Built on an 8-hectare site, the Green Energy Park has an internal research platform of more than 3,000 square meters that integrates several laboratories within solar photovoltaic and solar thermal areas.
It also includes a laboratory for the production of photovoltaic thin film and surface treatment cells, a laboratory for the electrical characterisation and optical of photovoltaic cells, an internal laboratory for the production and testing of solar components, a laboratory for the study of solar cells degradation Materials, a laboratory for surface characterisation, a laboratory for deflectometry and optical modeling of CSP structures, and a center for calculating and modeling resources.
The Green Energy Park also includes an outdoor research platform consisting of several test and characterisation areas, including real-scale pilot projects covering a total area of 6.5 ha. This platform is a space for innovation and entrepreneurship that is attractive to both academic and socioeconomic worlds.
Green Energy Park was established to be the first testing, research and training platform on solar energy technologies in Morocco and in Africa.
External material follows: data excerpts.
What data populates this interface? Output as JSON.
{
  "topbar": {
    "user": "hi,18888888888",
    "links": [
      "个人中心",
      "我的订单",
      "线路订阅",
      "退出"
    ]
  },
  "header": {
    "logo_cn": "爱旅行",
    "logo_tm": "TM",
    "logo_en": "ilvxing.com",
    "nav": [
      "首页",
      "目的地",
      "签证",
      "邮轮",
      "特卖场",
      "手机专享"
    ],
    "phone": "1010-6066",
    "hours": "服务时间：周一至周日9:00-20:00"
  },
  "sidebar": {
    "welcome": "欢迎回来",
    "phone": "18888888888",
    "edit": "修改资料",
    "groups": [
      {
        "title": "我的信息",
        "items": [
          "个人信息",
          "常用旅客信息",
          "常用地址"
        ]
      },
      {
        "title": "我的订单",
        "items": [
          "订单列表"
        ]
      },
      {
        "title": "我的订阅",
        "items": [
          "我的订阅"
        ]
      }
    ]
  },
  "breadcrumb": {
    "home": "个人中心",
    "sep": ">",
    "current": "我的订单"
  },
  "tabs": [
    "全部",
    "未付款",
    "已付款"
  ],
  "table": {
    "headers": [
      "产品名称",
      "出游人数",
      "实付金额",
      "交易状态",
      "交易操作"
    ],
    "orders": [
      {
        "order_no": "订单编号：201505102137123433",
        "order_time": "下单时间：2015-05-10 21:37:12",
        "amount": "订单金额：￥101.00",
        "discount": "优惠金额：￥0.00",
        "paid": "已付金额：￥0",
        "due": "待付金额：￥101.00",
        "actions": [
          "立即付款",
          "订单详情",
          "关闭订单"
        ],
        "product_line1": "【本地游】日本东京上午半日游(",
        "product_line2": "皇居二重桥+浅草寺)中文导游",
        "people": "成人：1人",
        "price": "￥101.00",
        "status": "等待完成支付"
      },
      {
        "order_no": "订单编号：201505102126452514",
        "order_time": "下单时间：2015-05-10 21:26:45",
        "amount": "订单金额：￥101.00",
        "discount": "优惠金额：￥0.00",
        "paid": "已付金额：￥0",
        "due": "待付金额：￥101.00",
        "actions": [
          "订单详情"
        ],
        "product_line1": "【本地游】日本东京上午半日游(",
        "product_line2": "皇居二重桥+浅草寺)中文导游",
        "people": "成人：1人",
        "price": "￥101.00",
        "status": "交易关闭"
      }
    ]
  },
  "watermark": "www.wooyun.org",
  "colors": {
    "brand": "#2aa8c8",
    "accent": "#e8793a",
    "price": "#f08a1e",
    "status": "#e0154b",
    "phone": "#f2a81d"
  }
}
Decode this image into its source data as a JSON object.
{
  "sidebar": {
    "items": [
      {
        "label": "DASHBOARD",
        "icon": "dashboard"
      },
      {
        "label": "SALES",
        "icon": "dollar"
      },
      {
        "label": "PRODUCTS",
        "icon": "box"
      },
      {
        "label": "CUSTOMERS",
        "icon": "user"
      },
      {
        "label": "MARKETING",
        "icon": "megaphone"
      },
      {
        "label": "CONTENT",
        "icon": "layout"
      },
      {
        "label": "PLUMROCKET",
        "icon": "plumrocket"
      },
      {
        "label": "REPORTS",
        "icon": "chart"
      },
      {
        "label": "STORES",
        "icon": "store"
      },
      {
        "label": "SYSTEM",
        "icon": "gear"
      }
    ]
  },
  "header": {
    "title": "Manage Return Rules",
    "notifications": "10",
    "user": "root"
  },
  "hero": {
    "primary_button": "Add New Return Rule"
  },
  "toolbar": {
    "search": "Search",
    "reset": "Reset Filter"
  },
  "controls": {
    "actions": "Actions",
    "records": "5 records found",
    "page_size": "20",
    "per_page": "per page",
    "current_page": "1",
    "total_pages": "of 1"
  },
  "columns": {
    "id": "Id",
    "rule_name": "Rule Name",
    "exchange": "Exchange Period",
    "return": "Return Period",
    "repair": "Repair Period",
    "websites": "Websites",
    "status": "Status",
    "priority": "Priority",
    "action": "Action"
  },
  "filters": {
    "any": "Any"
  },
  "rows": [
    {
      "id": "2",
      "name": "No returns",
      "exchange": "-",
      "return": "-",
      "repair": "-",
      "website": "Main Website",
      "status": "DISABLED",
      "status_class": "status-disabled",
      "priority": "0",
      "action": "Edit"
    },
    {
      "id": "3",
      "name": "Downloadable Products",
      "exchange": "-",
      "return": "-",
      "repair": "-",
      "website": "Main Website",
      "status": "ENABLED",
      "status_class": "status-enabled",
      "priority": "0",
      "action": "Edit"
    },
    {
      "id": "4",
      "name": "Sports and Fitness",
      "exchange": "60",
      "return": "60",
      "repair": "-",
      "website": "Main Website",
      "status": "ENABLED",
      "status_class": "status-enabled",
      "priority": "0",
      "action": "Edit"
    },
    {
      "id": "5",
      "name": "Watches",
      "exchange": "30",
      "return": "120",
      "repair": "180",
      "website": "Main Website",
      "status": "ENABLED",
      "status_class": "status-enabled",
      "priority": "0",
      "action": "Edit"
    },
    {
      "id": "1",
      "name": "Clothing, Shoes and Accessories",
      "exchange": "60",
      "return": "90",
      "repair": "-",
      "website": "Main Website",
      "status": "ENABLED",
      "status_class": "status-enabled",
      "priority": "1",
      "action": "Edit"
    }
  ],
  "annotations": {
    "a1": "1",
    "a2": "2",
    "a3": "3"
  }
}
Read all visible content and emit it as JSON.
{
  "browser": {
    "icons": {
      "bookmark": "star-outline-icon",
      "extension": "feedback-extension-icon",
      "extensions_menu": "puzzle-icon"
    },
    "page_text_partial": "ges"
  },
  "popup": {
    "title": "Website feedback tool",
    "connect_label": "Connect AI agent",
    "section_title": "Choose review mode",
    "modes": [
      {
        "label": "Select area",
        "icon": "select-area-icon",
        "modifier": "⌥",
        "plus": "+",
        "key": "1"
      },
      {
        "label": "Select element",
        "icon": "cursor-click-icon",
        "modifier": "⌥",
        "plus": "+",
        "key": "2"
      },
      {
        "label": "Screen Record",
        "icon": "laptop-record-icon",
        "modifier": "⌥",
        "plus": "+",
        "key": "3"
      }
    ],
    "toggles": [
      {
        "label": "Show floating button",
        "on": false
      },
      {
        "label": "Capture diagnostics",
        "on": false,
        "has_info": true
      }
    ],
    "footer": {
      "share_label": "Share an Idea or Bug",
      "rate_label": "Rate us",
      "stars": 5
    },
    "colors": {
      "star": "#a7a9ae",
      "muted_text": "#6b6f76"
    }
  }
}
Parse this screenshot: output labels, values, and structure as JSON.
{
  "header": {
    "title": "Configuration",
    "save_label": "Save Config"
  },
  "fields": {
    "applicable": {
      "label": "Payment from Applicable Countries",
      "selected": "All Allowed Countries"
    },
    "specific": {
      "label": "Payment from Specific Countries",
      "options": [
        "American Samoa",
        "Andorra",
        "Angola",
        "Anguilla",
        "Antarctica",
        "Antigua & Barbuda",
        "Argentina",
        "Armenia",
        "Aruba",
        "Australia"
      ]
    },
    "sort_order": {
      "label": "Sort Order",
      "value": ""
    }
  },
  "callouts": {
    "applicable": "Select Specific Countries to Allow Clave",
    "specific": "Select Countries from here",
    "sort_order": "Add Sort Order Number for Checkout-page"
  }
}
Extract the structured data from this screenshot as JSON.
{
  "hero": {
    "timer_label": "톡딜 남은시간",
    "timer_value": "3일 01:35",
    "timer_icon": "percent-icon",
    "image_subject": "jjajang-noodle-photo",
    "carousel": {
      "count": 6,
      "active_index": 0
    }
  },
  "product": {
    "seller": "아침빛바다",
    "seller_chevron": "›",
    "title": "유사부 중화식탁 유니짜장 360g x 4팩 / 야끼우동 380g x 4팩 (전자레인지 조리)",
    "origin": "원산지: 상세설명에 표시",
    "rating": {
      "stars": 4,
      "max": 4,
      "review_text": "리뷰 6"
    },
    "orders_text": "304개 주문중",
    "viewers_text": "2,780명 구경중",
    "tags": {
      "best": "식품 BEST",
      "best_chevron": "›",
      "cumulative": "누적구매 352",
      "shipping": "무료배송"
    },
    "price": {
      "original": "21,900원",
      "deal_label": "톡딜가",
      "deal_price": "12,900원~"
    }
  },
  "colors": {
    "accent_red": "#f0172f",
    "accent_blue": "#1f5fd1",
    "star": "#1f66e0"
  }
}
Green Energy Park’s inception was lead by the Institute for Research in Solar Energy and Energies Nouvelles (IRESEN) with the support of the Kingdom’s Ministry of Energy, Mines, Water and Environment and the OCP group. IRESEN aims for Green Energy Park to become an international center of excellence and already counts numerous joint research, innovation, project and financing agreements with a number of national and international universities, research centers, development organisations and private companies.
Enerray contributed to the realization of Green Energy Park by constructing the first CSP-ORC system, with a 1 MWe capacity. The technology of this project is based on a CSP (Concentrating Solar Power) solar field (linear fresnel), using a Thermal Oil as heat transfer fluid, and an ORC (Organic Rankine Cycle) system provided by Exergy, a company of the Maccaferri Industrial Group.
Electromechanically, the system has been completed in October 2016. The commissioning is expected within March 2017.
Furthermore Enerray is currently building a 500 kWe ORC-PLUS prototype, that will be connected to the 1MWe CSP-ORC plant of Green Energy Park. The part of the plant that will be built in the framework of ORC-PLUS will add a Thermal Energy Storage Tank (TES) full of Magnetite that should be able to ensure electricity production for at least 4 hours during sunless hours.
IRESEN is a research institute created in 2011 by the Ministry of Energy, Mining, Water and Environment, with the participation of several key players of the energy sector in Morocco.